Let $G$ be a group and $A$ a $G$-module. It well know that there is a group isomorphism between the second cohomologoy group $H^2(G,A)$ and the abelian group $OpExt(G,A)$ of classes of extension $$1\to A\to E\to G\to 1$$ of $G$ by the abelian group $A$.

Define over $H^2(G,A)$ the equivalence relation where two cohomology classes are equivalent if for the associated extensions $1\to A\to E_1\to G\to 1$, $1\to A\to E_2\to G\to 1$, $E_1\cong E_2$ as groups.

Question: There is a systematic way in order to decide if two elements in $H^2(G,A)$ are equivalent?

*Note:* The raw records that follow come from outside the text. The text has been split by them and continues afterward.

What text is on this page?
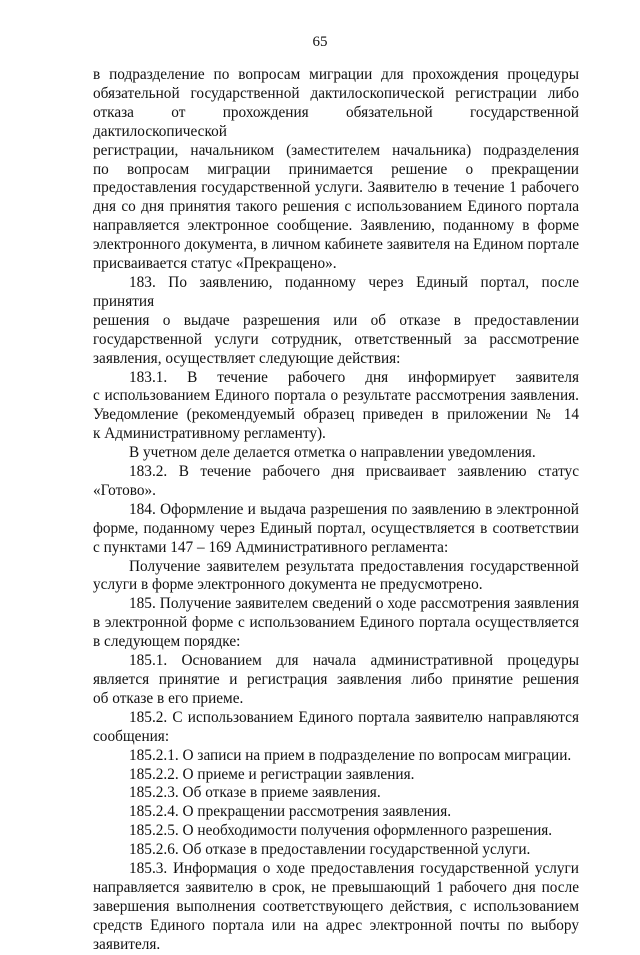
65
в подразделение по вопросам миграции для прохождения процедуры
обязательной государственной дактилоскопической регистрации либо
отказа от прохождения обязательной государственной дактилоскопической
регистрации, начальником (заместителем начальника) подразделения
по вопросам миграции принимается решение о прекращении
предоставления государственной услуги. Заявителю в течение 1 рабочего
дня со дня принятия такого решения с использованием Единого портала
направляется электронное сообщение. Заявлению, поданному в форме
электронного документа, в личном кабинете заявителя на Едином портале
присваивается статус «Прекращено».
183. По заявлению, поданному через Единый портал, после принятия
решения о выдаче разрешения или об отказе в предоставлении
государственной услуги сотрудник, ответственный за рассмотрение
заявления, осуществляет следующие действия:
183.1. В течение рабочего дня информирует заявителя
с использованием Единого портала о результате рассмотрения заявления.
Уведомление (рекомендуемый образец приведен в приложении № 14
к Административному регламенту).
В учетном деле делается отметка о направлении уведомления.
183.2. В течение рабочего дня присваивает заявлению статус
«Готово».
184. Оформление и выдача разрешения по заявлению в электронной
форме, поданному через Единый портал, осуществляется в соответствии
с пунктами 147 – 169 Административного регламента:
Получение заявителем результата предоставления государственной
услуги в форме электронного документа не предусмотрено.
185. Получение заявителем сведений о ходе рассмотрения заявления
в электронной форме с использованием Единого портала осуществляется
в следующем порядке:
185.1. Основанием для начала административной процедуры
является принятие и регистрация заявления либо принятие решения
об отказе в его приеме.
185.2. С использованием Единого портала заявителю направляются
сообщения:
185.2.1. О записи на прием в подразделение по вопросам миграции.
185.2.2. О приеме и регистрации заявления.
185.2.3. Об отказе в приеме заявления.
185.2.4. О прекращении рассмотрения заявления.
185.2.5. О необходимости получения оформленного разрешения.
185.2.6. Об отказе в предоставлении государственной услуги.
185.3. Информация о ходе предоставления государственной услуги
направляется заявителю в срок, не превышающий 1 рабочего дня после
завершения выполнения соответствующего действия, с использованием
средств Единого портала или на адрес электронной почты по выбору
заявителя.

• Do you know an example of two different cohomology classes which are equivalent in this way? – Mark Grant Mar 31 '14 at 14:22
• Perhaps the simplest case is $H^2(Z_p,Z_p)$, for all nontrivial elements the associated group if $Z_{p^2}$. A most radical example is given in the answer of mathoverflow.net/questions/35649/… – César Galindo Mar 31 '14 at 14:49
• You should precise that $OpExt(G,A)$ is the group of classes of extension of $G$ by $A$ such that the induced action of $G$ onto $A$ is the one you started with. Ot – Joël Mar 31 '14 at 17:30

Define a homomorphism from the group-module pair $(G,M)$ to the group module pair $(H,N)$ to be a pair $(\phi,\psi)$, where $\phi:H \to G$ is a group homomorphism, $\psi:M \to N$ is a morphism of abelian groups, and $h\psi(m) = \phi(h)m$ for all $m \in M$, $h \in H$. Then we get an induced homomorphism $H^k(G,M) \to H^k(H,N)$. (I hope I got that right!)
Now two extensions of $M$ by $G$ are isomorphic as groups (with an isomorphism that maps $M$ to $M$) if and only if the corresponding cohomology classes in $H^2(G,M)$ are equivalent under an automorphism of the group-module pair $(G,M)$.
Note that this theory would not cover the possibility of an a group isomorphism from one extension ot $M$ by $G$ to another using an isomorphism that did not fix $M$.